Children may also become exposed to the legal system in the wake of domestic abuse. This article explains what to expect if that is the case.

The Short-Term Effects of Domestic Violence

The effects of domestic violence on children will be different according to their age and cognitive development. But even infants react to stress and loud noises.

As children grow older, whether they are toddlers, grade school age, or teens, the potential effects of domestic violence are likely to be more severe. As they try to understand the rush of emotions they are hit with, they can act out in different ways.

Long-Term Effects of Domestic Violence

Acting out is likely not to be simple, one-time thing either. Children who witness domestic violence in the home are much more likely to either commit domestic violence and/or become victims of it later in life.

There can be long-lasting mental health struggles as well, which can lead to depression, anxiety, and possibly physical health issues.

The Legal Effects of Domestic Violence on Children

In addition to all of the mental and physical health ramifications that children may be left to deal with simply from witnessing or being victims of domestic violence, all of these are likely to compound further as the legal system gets involved.

First, if there is domestic violence in the home, children may likely also have to witness a parent being arrested by police in their own home, which can be a traumatic experience.
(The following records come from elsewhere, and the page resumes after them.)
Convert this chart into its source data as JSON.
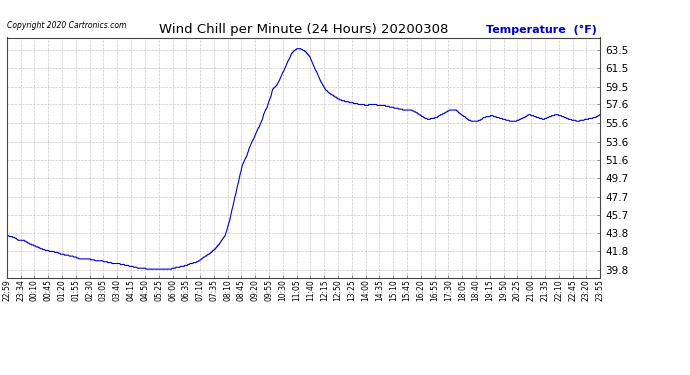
{
  "title": "Wind Chill per Minute (24 Hours) 20200308",
  "ylabel": "Temperature  (°F)",
  "copyright_text": "Copyright 2020 Cartronics.com",
  "line_color": "#0000cc",
  "background_color": "#ffffff",
  "grid_color": "#bbbbbb",
  "ylabel_color": "#0000cc",
  "title_color": "#000000",
  "ylim": [
    39.0,
    64.8
  ],
  "yticks": [
    39.8,
    41.8,
    43.8,
    45.7,
    47.7,
    49.7,
    51.6,
    53.6,
    55.6,
    57.6,
    59.5,
    61.5,
    63.5
  ],
  "xtick_labels": [
    "22:59",
    "23:34",
    "00:10",
    "00:45",
    "01:20",
    "01:55",
    "02:30",
    "03:05",
    "03:40",
    "04:15",
    "04:50",
    "05:25",
    "06:00",
    "06:35",
    "07:10",
    "07:35",
    "08:10",
    "08:45",
    "09:20",
    "09:55",
    "10:30",
    "11:05",
    "11:40",
    "12:15",
    "12:50",
    "13:25",
    "14:00",
    "14:35",
    "15:10",
    "15:45",
    "16:20",
    "16:55",
    "17:30",
    "18:05",
    "18:40",
    "19:15",
    "19:50",
    "20:25",
    "21:00",
    "21:35",
    "22:10",
    "22:45",
    "23:20",
    "23:55"
  ],
  "n_ticks": 44,
  "data_points": [
    [
      0,
      43.5
    ],
    [
      20,
      43.4
    ],
    [
      35,
      43.3
    ],
    [
      55,
      43.0
    ],
    [
      80,
      43.0
    ],
    [
      100,
      42.7
    ],
    [
      120,
      42.5
    ],
    [
      140,
      42.3
    ],
    [
      160,
      42.1
    ],
    [
      185,
      41.9
    ],
    [
      210,
      41.8
    ],
    [
      235,
      41.7
    ],
    [
      255,
      41.5
    ],
    [
      280,
      41.4
    ],
    [
      300,
      41.3
    ],
    [
      320,
      41.2
    ],
    [
      340,
      41.0
    ],
    [
      360,
      41.0
    ],
    [
      380,
      41.0
    ],
    [
      400,
      40.9
    ],
    [
      420,
      40.8
    ],
    [
      440,
      40.8
    ],
    [
      460,
      40.7
    ],
    [
      480,
      40.6
    ],
    [
      500,
      40.5
    ],
    [
      520,
      40.5
    ],
    [
      540,
      40.4
    ],
    [
      560,
      40.3
    ],
    [
      580,
      40.2
    ],
    [
      600,
      40.1
    ],
    [
      620,
      40.0
    ],
    [
      640,
      40.0
    ],
    [
      660,
      39.9
    ],
    [
      680,
      39.9
    ],
    [
      700,
      39.9
    ],
    [
      720,
      39.9
    ],
    [
      740,
      39.9
    ],
    [
      760,
      39.9
    ],
    [
      780,
      40.0
    ],
    [
      800,
      40.1
    ],
    [
      820,
      40.2
    ],
    [
      840,
      40.3
    ],
    [
      860,
      40.5
    ],
    [
      880,
      40.6
    ],
    [
      900,
      40.8
    ],
    [
      910,
      41.0
    ],
    [
      930,
      41.3
    ],
    [
      950,
      41.6
    ],
    [
      970,
      42.0
    ],
    [
      990,
      42.5
    ],
    [
      1005,
      43.0
    ],
    [
      1020,
      43.5
    ],
    [
      1030,
      44.2
    ],
    [
      1040,
      45.0
    ],
    [
      1050,
      46.0
    ],
    [
      1060,
      47.0
    ],
    [
      1070,
      48.0
    ],
    [
      1080,
      49.0
    ],
    [
      1090,
      50.0
    ],
    [
      1100,
      51.0
    ],
    [
      1110,
      51.5
    ],
    [
      1115,
      51.8
    ],
    [
      1120,
      52.0
    ],
    [
      1125,
      52.3
    ],
    [
      1135,
      53.0
    ],
    [
      1145,
      53.5
    ],
    [
      1155,
      54.0
    ],
    [
      1165,
      54.5
    ],
    [
      1175,
      55.0
    ],
    [
      1185,
      55.5
    ],
    [
      1195,
      56.0
    ],
    [
      1200,
      56.5
    ],
    [
      1210,
      57.0
    ],
    [
      1215,
      57.2
    ],
    [
      1220,
      57.5
    ],
    [
      1225,
      58.0
    ],
    [
      1230,
      58.2
    ],
    [
      1235,
      58.5
    ],
    [
      1240,
      59.0
    ],
    [
      1245,
      59.3
    ],
    [
      1255,
      59.5
    ],
    [
      1265,
      59.8
    ],
    [
      1270,
      60.0
    ],
    [
      1280,
      60.5
    ],
    [
      1290,
      61.0
    ],
    [
      1300,
      61.5
    ],
    [
      1310,
      62.0
    ],
    [
      1320,
      62.5
    ],
    [
      1330,
      63.0
    ],
    [
      1340,
      63.3
    ],
    [
      1350,
      63.5
    ],
    [
      1360,
      63.6
    ],
    [
      1370,
      63.6
    ],
    [
      1380,
      63.5
    ],
    [
      1390,
      63.4
    ],
    [
      1400,
      63.2
    ],
    [
      1415,
      62.8
    ],
    [
      1430,
      62.0
    ],
    [
      1450,
      61.0
    ],
    [
      1470,
      60.0
    ],
    [
      1490,
      59.2
    ],
    [
      1510,
      58.8
    ],
    [
      1530,
      58.5
    ],
    [
      1550,
      58.2
    ],
    [
      1570,
      58.0
    ],
    [
      1590,
      57.9
    ],
    [
      1610,
      57.8
    ],
    [
      1630,
      57.7
    ],
    [
      1650,
      57.6
    ],
    [
      1665,
      57.6
    ],
    [
      1680,
      57.5
    ],
    [
      1700,
      57.6
    ],
    [
      1720,
      57.6
    ],
    [
      1740,
      57.5
    ],
    [
      1760,
      57.5
    ],
    [
      1780,
      57.4
    ],
    [
      1800,
      57.3
    ],
    [
      1820,
      57.2
    ],
    [
      1840,
      57.1
    ],
    [
      1860,
      57.0
    ],
    [
      1870,
      57.0
    ],
    [
      1890,
      57.0
    ],
    [
      1910,
      56.8
    ],
    [
      1930,
      56.5
    ],
    [
      1950,
      56.2
    ],
    [
      1970,
      56.0
    ],
    [
      1990,
      56.1
    ],
    [
      2010,
      56.2
    ],
    [
      2030,
      56.5
    ],
    [
      2050,
      56.7
    ],
    [
      2070,
      57.0
    ],
    [
      2090,
      57.0
    ],
    [
      2100,
      57.0
    ],
    [
      2110,
      56.8
    ],
    [
      2125,
      56.5
    ],
    [
      2140,
      56.3
    ],
    [
      2150,
      56.1
    ],
    [
      2160,
      55.9
    ],
    [
      2180,
      55.8
    ],
    [
      2200,
      55.8
    ],
    [
      2210,
      55.9
    ],
    [
      2220,
      56.0
    ],
    [
      2230,
      56.2
    ],
    [
      2250,
      56.3
    ],
    [
      2270,
      56.4
    ],
    [
      2280,
      56.3
    ],
    [
      2295,
      56.2
    ],
    [
      2310,
      56.1
    ],
    [
      2325,
      56.0
    ],
    [
      2340,
      55.9
    ],
    [
      2360,
      55.8
    ],
    [
      2380,
      55.8
    ],
    [
      2400,
      56.0
    ],
    [
      2420,
      56.2
    ],
    [
      2440,
      56.5
    ],
    [
      2460,
      56.4
    ],
    [
      2480,
      56.2
    ],
    [
      2495,
      56.1
    ],
    [
      2510,
      56.0
    ],
    [
      2530,
      56.2
    ],
    [
      2550,
      56.4
    ],
    [
      2570,
      56.5
    ],
    [
      2590,
      56.4
    ],
    [
      2610,
      56.2
    ],
    [
      2630,
      56.0
    ],
    [
      2650,
      55.9
    ],
    [
      2670,
      55.8
    ],
    [
      2690,
      55.9
    ],
    [
      2710,
      56.0
    ],
    [
      2730,
      56.1
    ],
    [
      2750,
      56.2
    ],
    [
      2760,
      56.3
    ],
    [
      2775,
      56.5
    ]
  ]
}
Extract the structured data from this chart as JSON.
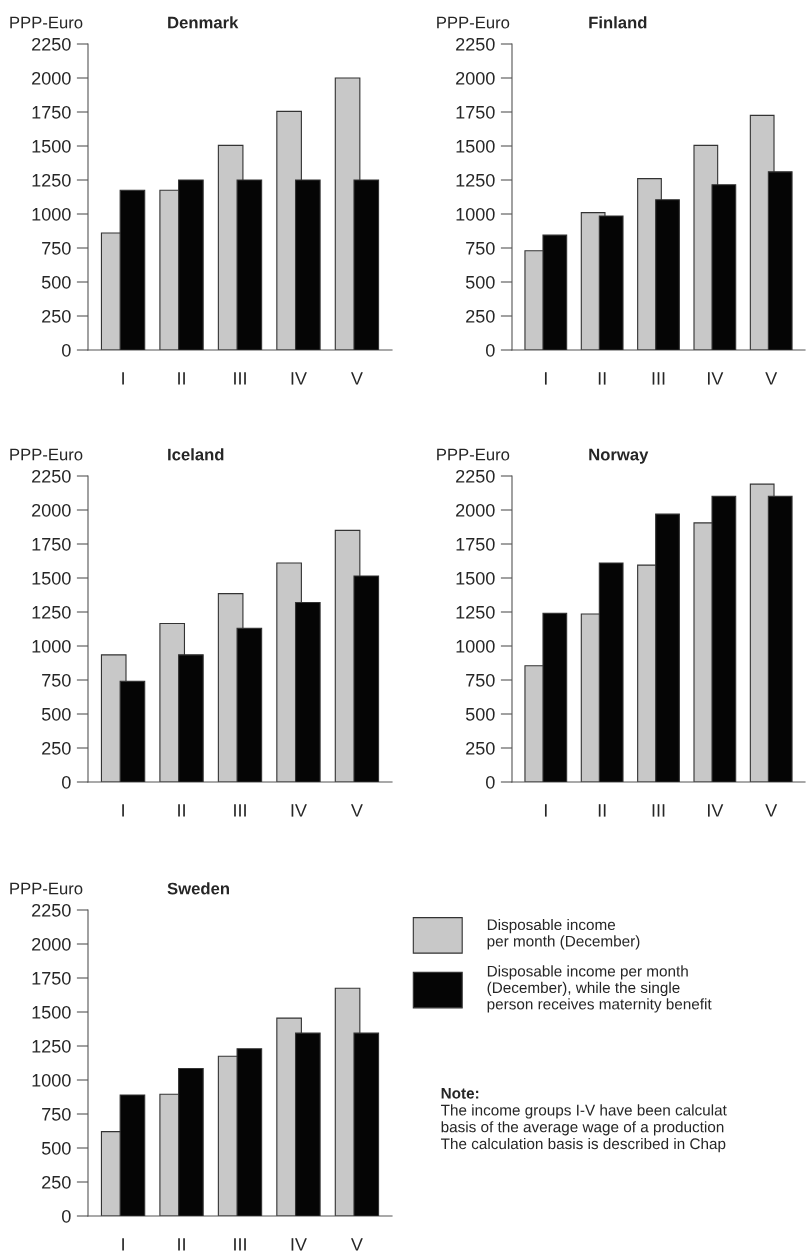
{
  "chart_data": [
    {
      "type": "bar",
      "title": "Denmark",
      "ylabel": "PPP-Euro",
      "categories": [
        "I",
        "II",
        "III",
        "IV",
        "V"
      ],
      "ylim": [
        0,
        2250
      ],
      "yticks": [
        0,
        250,
        500,
        750,
        1000,
        1250,
        1500,
        1750,
        2000,
        2250
      ],
      "grid": false,
      "series": [
        {
          "color": "#c8c8c8",
          "values": [
            860,
            1175,
            1505,
            1755,
            2000
          ]
        },
        {
          "color": "#050505",
          "values": [
            1175,
            1250,
            1250,
            1250,
            1250
          ]
        }
      ]
    },
    {
      "type": "bar",
      "title": "Finland",
      "ylabel": "PPP-Euro",
      "categories": [
        "I",
        "II",
        "III",
        "IV",
        "V"
      ],
      "ylim": [
        0,
        2250
      ],
      "yticks": [
        0,
        250,
        500,
        750,
        1000,
        1250,
        1500,
        1750,
        2000,
        2250
      ],
      "grid": false,
      "series": [
        {
          "color": "#c8c8c8",
          "values": [
            730,
            1010,
            1260,
            1505,
            1725
          ]
        },
        {
          "color": "#050505",
          "values": [
            845,
            985,
            1105,
            1215,
            1310
          ]
        }
      ]
    },
    {
      "type": "bar",
      "title": "Iceland",
      "ylabel": "PPP-Euro",
      "categories": [
        "I",
        "II",
        "III",
        "IV",
        "V"
      ],
      "ylim": [
        0,
        2250
      ],
      "yticks": [
        0,
        250,
        500,
        750,
        1000,
        1250,
        1500,
        1750,
        2000,
        2250
      ],
      "grid": false,
      "series": [
        {
          "color": "#c8c8c8",
          "values": [
            935,
            1165,
            1385,
            1610,
            1850
          ]
        },
        {
          "color": "#050505",
          "values": [
            740,
            935,
            1130,
            1320,
            1515
          ]
        }
      ]
    },
    {
      "type": "bar",
      "title": "Norway",
      "ylabel": "PPP-Euro",
      "categories": [
        "I",
        "II",
        "III",
        "IV",
        "V"
      ],
      "ylim": [
        0,
        2250
      ],
      "yticks": [
        0,
        250,
        500,
        750,
        1000,
        1250,
        1500,
        1750,
        2000,
        2250
      ],
      "grid": false,
      "series": [
        {
          "color": "#c8c8c8",
          "values": [
            855,
            1235,
            1595,
            1905,
            2190
          ]
        },
        {
          "color": "#050505",
          "values": [
            1240,
            1610,
            1970,
            2100,
            2100
          ]
        }
      ]
    },
    {
      "type": "bar",
      "title": "Sweden",
      "ylabel": "PPP-Euro",
      "categories": [
        "I",
        "II",
        "III",
        "IV",
        "V"
      ],
      "ylim": [
        0,
        2250
      ],
      "yticks": [
        0,
        250,
        500,
        750,
        1000,
        1250,
        1500,
        1750,
        2000,
        2250
      ],
      "grid": false,
      "legend": "right",
      "series": [
        {
          "name": "Disposable income\nper month (December)",
          "color": "#c8c8c8",
          "values": [
            620,
            895,
            1175,
            1455,
            1675
          ]
        },
        {
          "name": "Disposable income per month\n(December), while the single\nperson receives maternity benefit",
          "color": "#050505",
          "values": [
            890,
            1085,
            1230,
            1345,
            1345
          ]
        }
      ],
      "annotations": [
        "Note:",
        "The income groups I-V have been calculat",
        "basis of the average wage of a production",
        "The calculation basis is described in Chap"
      ]
    }
  ]
}
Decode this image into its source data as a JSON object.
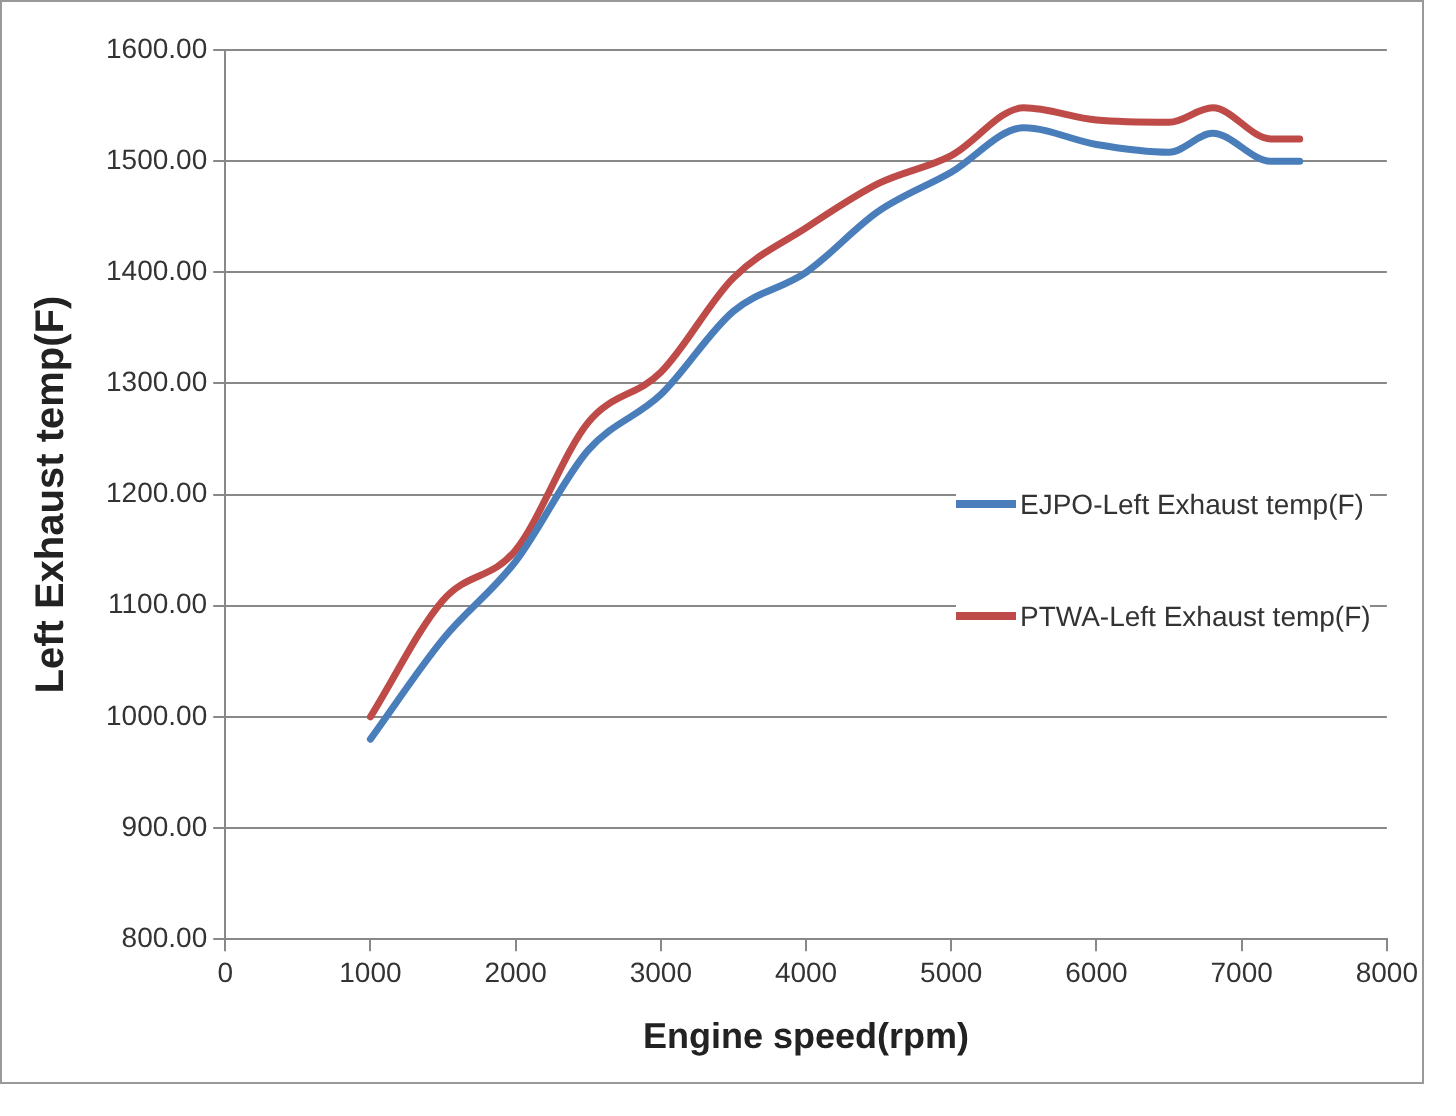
{
  "chart_data": {
    "type": "line",
    "xlabel": "Engine speed(rpm)",
    "ylabel": "Left Exhaust temp(F)",
    "x": [
      1000,
      1500,
      2000,
      2500,
      3000,
      3500,
      4000,
      4500,
      5000,
      5500,
      6000,
      6500,
      6800,
      7200,
      7400
    ],
    "series": [
      {
        "name": "EJPO-Left Exhaust temp(F)",
        "color": "#4a7ebb",
        "values": [
          980,
          1070,
          1140,
          1240,
          1290,
          1365,
          1400,
          1455,
          1490,
          1530,
          1515,
          1508,
          1525,
          1500,
          1500
        ]
      },
      {
        "name": "PTWA-Left Exhaust temp(F)",
        "color": "#be4b48",
        "values": [
          1000,
          1105,
          1150,
          1265,
          1310,
          1395,
          1440,
          1480,
          1505,
          1548,
          1537,
          1535,
          1548,
          1520,
          1520
        ]
      }
    ],
    "xlim": [
      0,
      8000
    ],
    "xticks": [
      0,
      1000,
      2000,
      3000,
      4000,
      5000,
      6000,
      7000,
      8000
    ],
    "ylim": [
      800,
      1600
    ],
    "yticks": [
      {
        "value": 800,
        "label": "800.00"
      },
      {
        "value": 900,
        "label": "900.00"
      },
      {
        "value": 1000,
        "label": "1000.00"
      },
      {
        "value": 1100,
        "label": "1100.00"
      },
      {
        "value": 1200,
        "label": "1200.00"
      },
      {
        "value": 1300,
        "label": "1300.00"
      },
      {
        "value": 1400,
        "label": "1400.00"
      },
      {
        "value": 1500,
        "label": "1500.00"
      },
      {
        "value": 1600,
        "label": "1600.00"
      }
    ],
    "grid": "y",
    "legend": "right",
    "marker": "none",
    "line_style": "solid"
  }
}
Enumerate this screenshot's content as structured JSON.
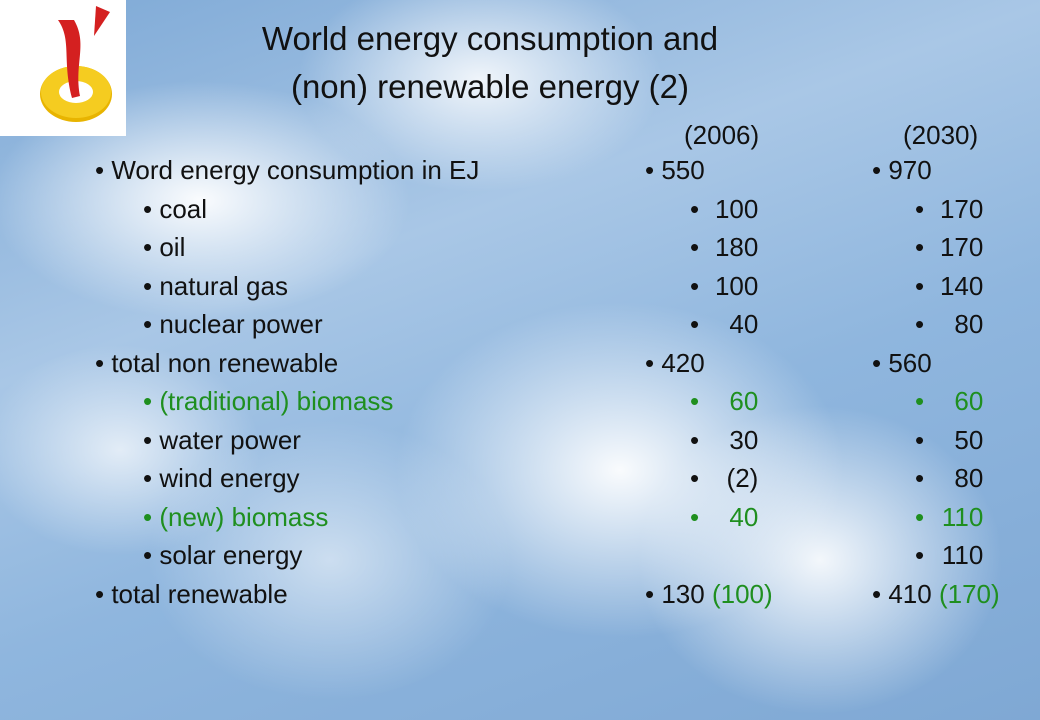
{
  "title": [
    "World energy consumption and",
    "(non) renewable energy (2)"
  ],
  "columns": [
    "(2006)",
    "(2030)"
  ],
  "highlight_color": "#1f8f1f",
  "rows": [
    {
      "label": "Word energy consumption in EJ",
      "level": 0,
      "v2006": "550",
      "v2030": "970"
    },
    {
      "label": "coal",
      "level": 1,
      "v2006": "100",
      "v2030": "170"
    },
    {
      "label": "oil",
      "level": 1,
      "v2006": "180",
      "v2030": "170"
    },
    {
      "label": "natural gas",
      "level": 1,
      "v2006": "100",
      "v2030": "140"
    },
    {
      "label": "nuclear power",
      "level": 1,
      "v2006": "40",
      "v2030": "80"
    },
    {
      "label": "total non renewable",
      "level": 0,
      "v2006": "420",
      "v2030": "560"
    },
    {
      "label": "(traditional) biomass",
      "level": 1,
      "highlight": true,
      "v2006": "60",
      "v2030": "60"
    },
    {
      "label": "water power",
      "level": 1,
      "v2006": "30",
      "v2030": "50"
    },
    {
      "label": "wind energy",
      "level": 1,
      "v2006": "(2)",
      "v2030": "80"
    },
    {
      "label": "(new) biomass",
      "level": 1,
      "highlight": true,
      "v2006": "40",
      "v2030": "110"
    },
    {
      "label": "solar energy",
      "level": 1,
      "v2006": null,
      "v2030": "110"
    },
    {
      "label": "total renewable",
      "level": 0,
      "v2006": "130",
      "v2006_note": "(100)",
      "v2030": "410",
      "v2030_note": "(170)"
    }
  ]
}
There will also likely be an investigation by the state Department of Children and Family Services, which will likely mean interviews and court appearances.

If domestic violence means the end of the parents’ relationship, children will also have to go through the child custody process, which will also involve interviews and court appearances.

Being forced to flee your home can cause added stress and instability, although it may be necessary for your children’s safety. If both parents lose their parental rights, the children will likely be put into the foster care system, which also does not provide much stability.

Do What You Need to Keep Children Safe

It is often necessary to remove children from a dangerous or abusive situation if they are in one. You should notify the police and reach out for help if you or your children are the victims of domestic violence. Shelters in many areas can help you with your particular situation and deciding what is safest and best for your family. There is also a confidential 24/7 hotline you can call.

This article is to help you think about what the children will be dealing with. That means getting them help will be paramount. If you are unable to do that on your own, the legal system can also assist with appointing a guardian ad litem who can advocate for your children’s best interests.